Dr. Solomon: Yeah, look, I agree. I think they’re both very active, they both have response rates of about 50-60% in patients that have progressed on Iressa or Tarceva, but they are different in their toxicities, and rash and diarrhea with the AZD9291 compound, which we believe to be called osimertinib, today, is generally manageable and, for patients, quite similar to the rash they might have experienced, and diarrhea they might have experienced before, or even milder; whereas, hyperglycemia is a completely new toxicity and I think, again, patients need to be vigilant about this toxicity, and doctors need to know how to manage this toxicity with the use of Metformin and monitoring of blood glucose, so it can be a little bit trickier.
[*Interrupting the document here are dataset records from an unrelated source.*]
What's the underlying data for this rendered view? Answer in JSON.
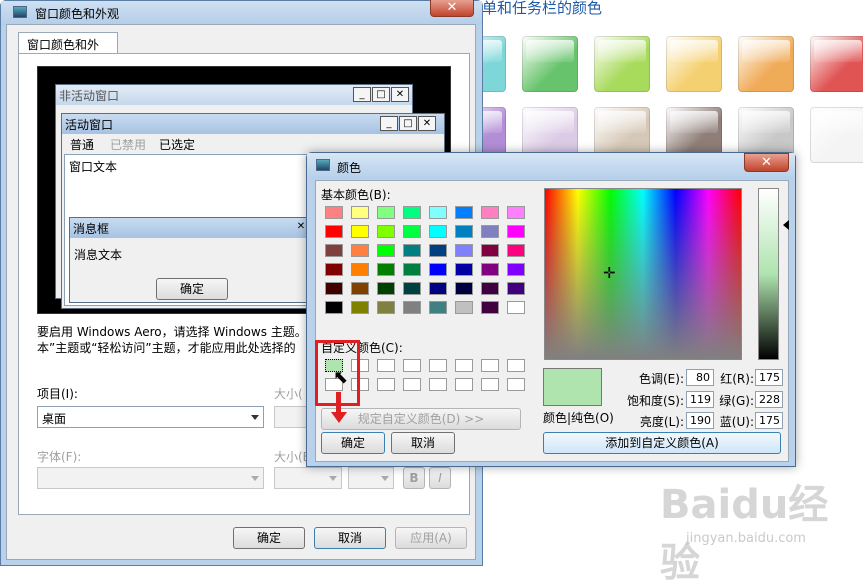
{
  "background_page": {
    "heading": "单和任务栏的颜色",
    "tiles": [
      "#7dd6d8",
      "#68c46c",
      "#a8da5c",
      "#f5d070",
      "#f0ab58",
      "#e05454",
      "#b38ed6",
      "#dccbe6",
      "#d6c8b6",
      "#8f7e78",
      "#c8c8c8",
      "#f4f4f4"
    ]
  },
  "main_window": {
    "title": "窗口颜色和外观",
    "close_glyph": "✕",
    "tab": "窗口颜色和外观",
    "preview": {
      "inactive_title": "非活动窗口",
      "active_title": "活动窗口",
      "menu": [
        "普通",
        "已禁用",
        "已选定"
      ],
      "window_text": "窗口文本",
      "msgbox_title": "消息框",
      "msgbox_text": "消息文本",
      "msgbox_ok": "确定",
      "min_glyph": "_",
      "max_glyph": "□",
      "close_glyph": "✕"
    },
    "info_line1": "要启用 Windows Aero，请选择 Windows 主题。",
    "info_line2": "本”主题或“轻松访问”主题，才能应用此处选择的",
    "item_label": "项目(I):",
    "item_value": "桌面",
    "size_label1": "大小(",
    "font_label": "字体(F):",
    "size_label2": "大小(E",
    "bold_label": "B",
    "italic_label": "I",
    "ok": "确定",
    "cancel": "取消",
    "apply": "应用(A)"
  },
  "color_dialog": {
    "title": "颜色",
    "close_glyph": "✕",
    "basic_colors_label": "基本颜色(B):",
    "basic_colors": [
      [
        "#ff8080",
        "#ffff80",
        "#80ff80",
        "#00ff80",
        "#80ffff",
        "#0080ff",
        "#ff80c0",
        "#ff80ff"
      ],
      [
        "#ff0000",
        "#ffff00",
        "#80ff00",
        "#00ff40",
        "#00ffff",
        "#0080c0",
        "#8080c0",
        "#ff00ff"
      ],
      [
        "#804040",
        "#ff8040",
        "#00ff00",
        "#008080",
        "#004080",
        "#8080ff",
        "#800040",
        "#ff0080"
      ],
      [
        "#800000",
        "#ff8000",
        "#008000",
        "#008040",
        "#0000ff",
        "#0000a0",
        "#800080",
        "#8000ff"
      ],
      [
        "#400000",
        "#804000",
        "#004000",
        "#004040",
        "#000080",
        "#000040",
        "#400040",
        "#400080"
      ],
      [
        "#000000",
        "#808000",
        "#808040",
        "#808080",
        "#408080",
        "#c0c0c0",
        "#400040",
        "#ffffff"
      ]
    ],
    "custom_colors_label": "自定义颜色(C):",
    "custom_colors": [
      "#afe4af",
      "#ffffff",
      "#ffffff",
      "#ffffff",
      "#ffffff",
      "#ffffff",
      "#ffffff",
      "#ffffff",
      "#ffffff",
      "#ffffff",
      "#ffffff",
      "#ffffff",
      "#ffffff",
      "#ffffff",
      "#ffffff",
      "#ffffff"
    ],
    "define_custom": "规定自定义颜色(D) >>",
    "ok": "确定",
    "cancel": "取消",
    "color_solid_label": "颜色|纯色(O)",
    "hue_label": "色调(E):",
    "hue": "80",
    "sat_label": "饱和度(S):",
    "sat": "119",
    "lum_label": "亮度(L):",
    "lum": "190",
    "red_label": "红(R):",
    "red": "175",
    "green_label": "绿(G):",
    "green": "228",
    "blue_label": "蓝(U):",
    "blue": "175",
    "add_custom": "添加到自定义颜色(A)"
  },
  "watermark": {
    "logo": "Baidu经验",
    "url": "jingyan.baidu.com"
  }
}
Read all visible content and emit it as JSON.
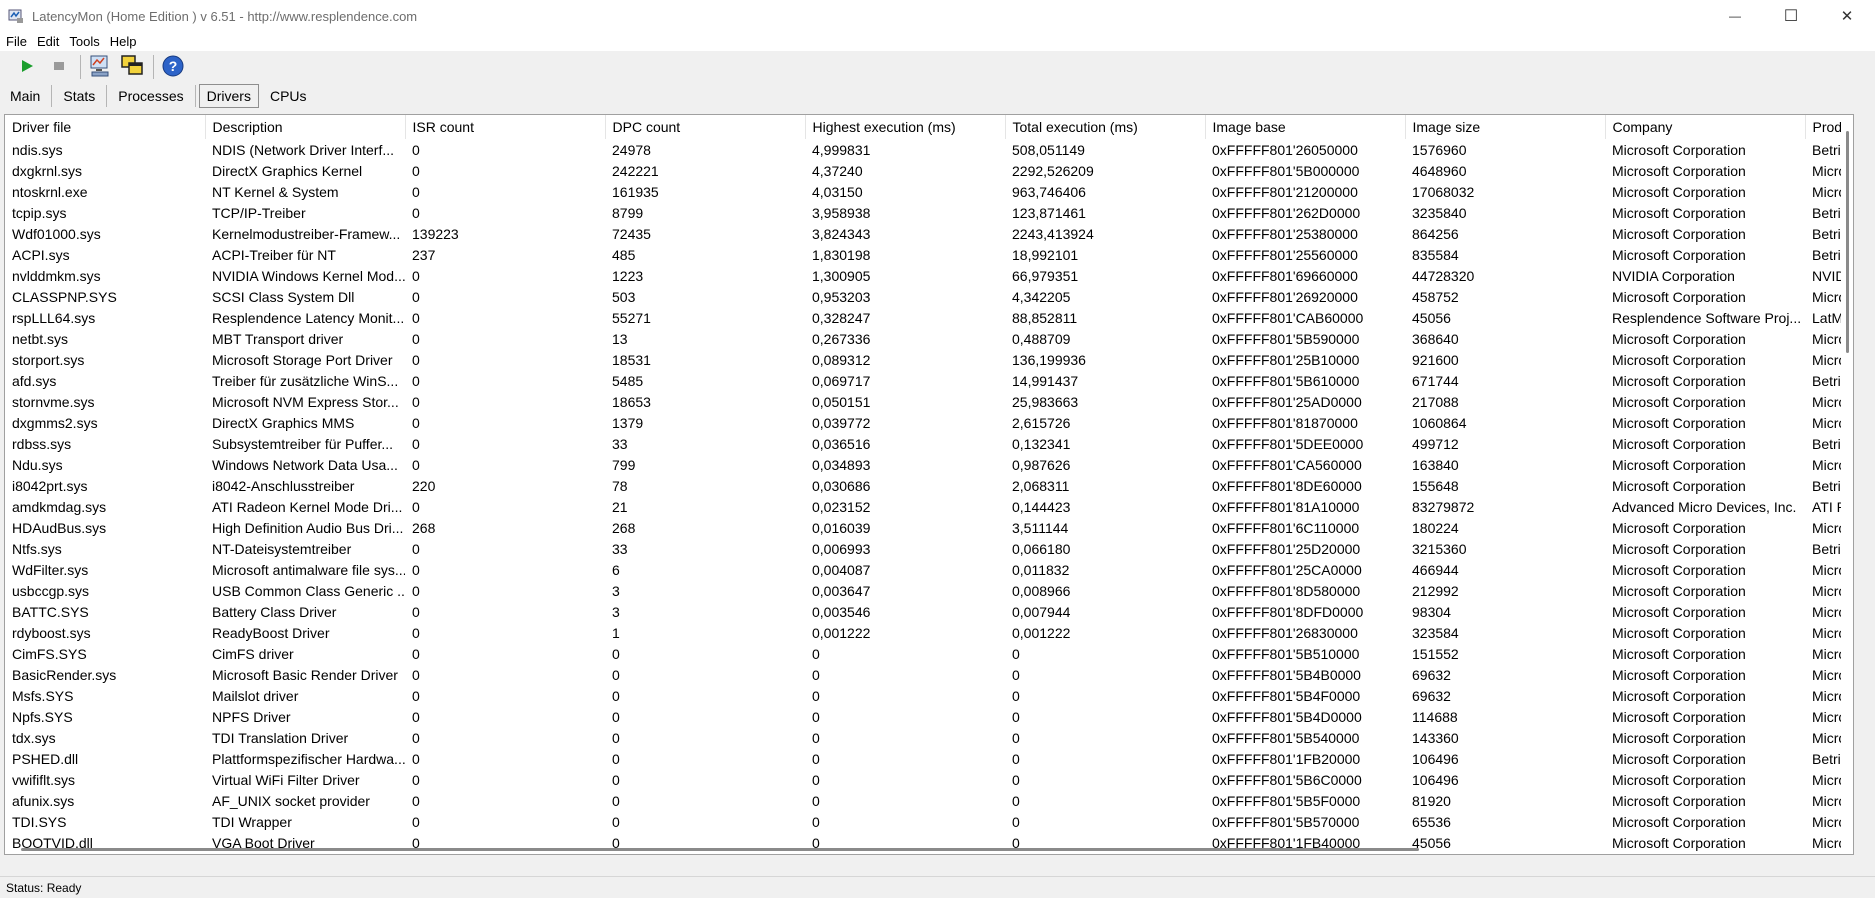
{
  "window": {
    "title": "LatencyMon  (Home Edition )  v 6.51 - http://www.resplendence.com",
    "minimize_glyph": "—",
    "maximize_glyph": "☐",
    "close_glyph": "✕"
  },
  "menu": [
    "File",
    "Edit",
    "Tools",
    "Help"
  ],
  "toolbar": {
    "icons": [
      "play-icon",
      "stop-icon",
      "computer-monitor-icon",
      "window-cascade-icon",
      "help-icon"
    ]
  },
  "tabs": [
    {
      "label": "Main",
      "active": false
    },
    {
      "label": "Stats",
      "active": false
    },
    {
      "label": "Processes",
      "active": false
    },
    {
      "label": "Drivers",
      "active": true
    },
    {
      "label": "CPUs",
      "active": false
    }
  ],
  "table": {
    "columns": [
      "Driver file",
      "Description",
      "ISR count",
      "DPC count",
      "Highest execution (ms)",
      "Total execution (ms)",
      "Image base",
      "Image size",
      "Company",
      "Produ"
    ],
    "rows": [
      [
        "ndis.sys",
        "NDIS (Network Driver Interf...",
        "0",
        "24978",
        "4,999831",
        "508,051149",
        "0xFFFFF801'26050000",
        "1576960",
        "Microsoft Corporation",
        "Betrieb"
      ],
      [
        "dxgkrnl.sys",
        "DirectX Graphics Kernel",
        "0",
        "242221",
        "4,37240",
        "2292,526209",
        "0xFFFFF801'5B000000",
        "4648960",
        "Microsoft Corporation",
        "Micros"
      ],
      [
        "ntoskrnl.exe",
        "NT Kernel & System",
        "0",
        "161935",
        "4,03150",
        "963,746406",
        "0xFFFFF801'21200000",
        "17068032",
        "Microsoft Corporation",
        "Micros"
      ],
      [
        "tcpip.sys",
        "TCP/IP-Treiber",
        "0",
        "8799",
        "3,958938",
        "123,871461",
        "0xFFFFF801'262D0000",
        "3235840",
        "Microsoft Corporation",
        "Betrieb"
      ],
      [
        "Wdf01000.sys",
        "Kernelmodustreiber-Framew...",
        "139223",
        "72435",
        "3,824343",
        "2243,413924",
        "0xFFFFF801'25380000",
        "864256",
        "Microsoft Corporation",
        "Betrieb"
      ],
      [
        "ACPI.sys",
        "ACPI-Treiber für NT",
        "237",
        "485",
        "1,830198",
        "18,992101",
        "0xFFFFF801'25560000",
        "835584",
        "Microsoft Corporation",
        "Betrieb"
      ],
      [
        "nvlddmkm.sys",
        "NVIDIA Windows Kernel Mod...",
        "0",
        "1223",
        "1,300905",
        "66,979351",
        "0xFFFFF801'69660000",
        "44728320",
        "NVIDIA Corporation",
        "NVIDIA"
      ],
      [
        "CLASSPNP.SYS",
        "SCSI Class System Dll",
        "0",
        "503",
        "0,953203",
        "4,342205",
        "0xFFFFF801'26920000",
        "458752",
        "Microsoft Corporation",
        "Micros"
      ],
      [
        "rspLLL64.sys",
        "Resplendence Latency Monit...",
        "0",
        "55271",
        "0,328247",
        "88,852811",
        "0xFFFFF801'CAB60000",
        "45056",
        "Resplendence Software Proj...",
        "LatMo"
      ],
      [
        "netbt.sys",
        "MBT Transport driver",
        "0",
        "13",
        "0,267336",
        "0,488709",
        "0xFFFFF801'5B590000",
        "368640",
        "Microsoft Corporation",
        "Micros"
      ],
      [
        "storport.sys",
        "Microsoft Storage Port Driver",
        "0",
        "18531",
        "0,089312",
        "136,199936",
        "0xFFFFF801'25B10000",
        "921600",
        "Microsoft Corporation",
        "Micros"
      ],
      [
        "afd.sys",
        "Treiber für zusätzliche WinS...",
        "0",
        "5485",
        "0,069717",
        "14,991437",
        "0xFFFFF801'5B610000",
        "671744",
        "Microsoft Corporation",
        "Betrieb"
      ],
      [
        "stornvme.sys",
        "Microsoft NVM Express Stor...",
        "0",
        "18653",
        "0,050151",
        "25,983663",
        "0xFFFFF801'25AD0000",
        "217088",
        "Microsoft Corporation",
        "Micros"
      ],
      [
        "dxgmms2.sys",
        "DirectX Graphics MMS",
        "0",
        "1379",
        "0,039772",
        "2,615726",
        "0xFFFFF801'81870000",
        "1060864",
        "Microsoft Corporation",
        "Micros"
      ],
      [
        "rdbss.sys",
        "Subsystemtreiber für Puffer...",
        "0",
        "33",
        "0,036516",
        "0,132341",
        "0xFFFFF801'5DEE0000",
        "499712",
        "Microsoft Corporation",
        "Betrieb"
      ],
      [
        "Ndu.sys",
        "Windows Network Data Usa...",
        "0",
        "799",
        "0,034893",
        "0,987626",
        "0xFFFFF801'CA560000",
        "163840",
        "Microsoft Corporation",
        "Micros"
      ],
      [
        "i8042prt.sys",
        "i8042-Anschlusstreiber",
        "220",
        "78",
        "0,030686",
        "2,068311",
        "0xFFFFF801'8DE60000",
        "155648",
        "Microsoft Corporation",
        "Betrieb"
      ],
      [
        "amdkmdag.sys",
        "ATI Radeon Kernel Mode Dri...",
        "0",
        "21",
        "0,023152",
        "0,144423",
        "0xFFFFF801'81A10000",
        "83279872",
        "Advanced Micro Devices, Inc.",
        "ATI Ra"
      ],
      [
        "HDAudBus.sys",
        "High Definition Audio Bus Dri...",
        "268",
        "268",
        "0,016039",
        "3,511144",
        "0xFFFFF801'6C110000",
        "180224",
        "Microsoft Corporation",
        "Micros"
      ],
      [
        "Ntfs.sys",
        "NT-Dateisystemtreiber",
        "0",
        "33",
        "0,006993",
        "0,066180",
        "0xFFFFF801'25D20000",
        "3215360",
        "Microsoft Corporation",
        "Betrieb"
      ],
      [
        "WdFilter.sys",
        "Microsoft antimalware file sys...",
        "0",
        "6",
        "0,004087",
        "0,011832",
        "0xFFFFF801'25CA0000",
        "466944",
        "Microsoft Corporation",
        "Micros"
      ],
      [
        "usbccgp.sys",
        "USB Common Class Generic ...",
        "0",
        "3",
        "0,003647",
        "0,008966",
        "0xFFFFF801'8D580000",
        "212992",
        "Microsoft Corporation",
        "Micros"
      ],
      [
        "BATTC.SYS",
        "Battery Class Driver",
        "0",
        "3",
        "0,003546",
        "0,007944",
        "0xFFFFF801'8DFD0000",
        "98304",
        "Microsoft Corporation",
        "Micros"
      ],
      [
        "rdyboost.sys",
        "ReadyBoost Driver",
        "0",
        "1",
        "0,001222",
        "0,001222",
        "0xFFFFF801'26830000",
        "323584",
        "Microsoft Corporation",
        "Micros"
      ],
      [
        "CimFS.SYS",
        "CimFS driver",
        "0",
        "0",
        "0",
        "0",
        "0xFFFFF801'5B510000",
        "151552",
        "Microsoft Corporation",
        "Micros"
      ],
      [
        "BasicRender.sys",
        "Microsoft Basic Render Driver",
        "0",
        "0",
        "0",
        "0",
        "0xFFFFF801'5B4B0000",
        "69632",
        "Microsoft Corporation",
        "Micros"
      ],
      [
        "Msfs.SYS",
        "Mailslot driver",
        "0",
        "0",
        "0",
        "0",
        "0xFFFFF801'5B4F0000",
        "69632",
        "Microsoft Corporation",
        "Micros"
      ],
      [
        "Npfs.SYS",
        "NPFS Driver",
        "0",
        "0",
        "0",
        "0",
        "0xFFFFF801'5B4D0000",
        "114688",
        "Microsoft Corporation",
        "Micros"
      ],
      [
        "tdx.sys",
        "TDI Translation Driver",
        "0",
        "0",
        "0",
        "0",
        "0xFFFFF801'5B540000",
        "143360",
        "Microsoft Corporation",
        "Micros"
      ],
      [
        "PSHED.dll",
        "Plattformspezifischer Hardwa...",
        "0",
        "0",
        "0",
        "0",
        "0xFFFFF801'1FB20000",
        "106496",
        "Microsoft Corporation",
        "Betrieb"
      ],
      [
        "vwififlt.sys",
        "Virtual WiFi Filter Driver",
        "0",
        "0",
        "0",
        "0",
        "0xFFFFF801'5B6C0000",
        "106496",
        "Microsoft Corporation",
        "Micros"
      ],
      [
        "afunix.sys",
        "AF_UNIX socket provider",
        "0",
        "0",
        "0",
        "0",
        "0xFFFFF801'5B5F0000",
        "81920",
        "Microsoft Corporation",
        "Micros"
      ],
      [
        "TDI.SYS",
        "TDI Wrapper",
        "0",
        "0",
        "0",
        "0",
        "0xFFFFF801'5B570000",
        "65536",
        "Microsoft Corporation",
        "Micros"
      ],
      [
        "BOOTVID.dll",
        "VGA Boot Driver",
        "0",
        "0",
        "0",
        "0",
        "0xFFFFF801'1FB40000",
        "45056",
        "Microsoft Corporation",
        "Micros"
      ]
    ]
  },
  "status": "Status: Ready"
}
Dr. West: I must say that, about a year and a half ago, when these data were first presented, I thought that managing hyperglycemia with some Metformin seemed pretty trivial for cancer patients who have an effective treatment against cancer — but when there’s an alternative that doesn’t have that, and, in some of my patents I’ve had challenging nausea and anorexia, you know, just diminished appetite, weight loss, fatigue — my experience has been that it’s not a trivial challenge, at least in a subset of patients. That said, they’re both a real advance.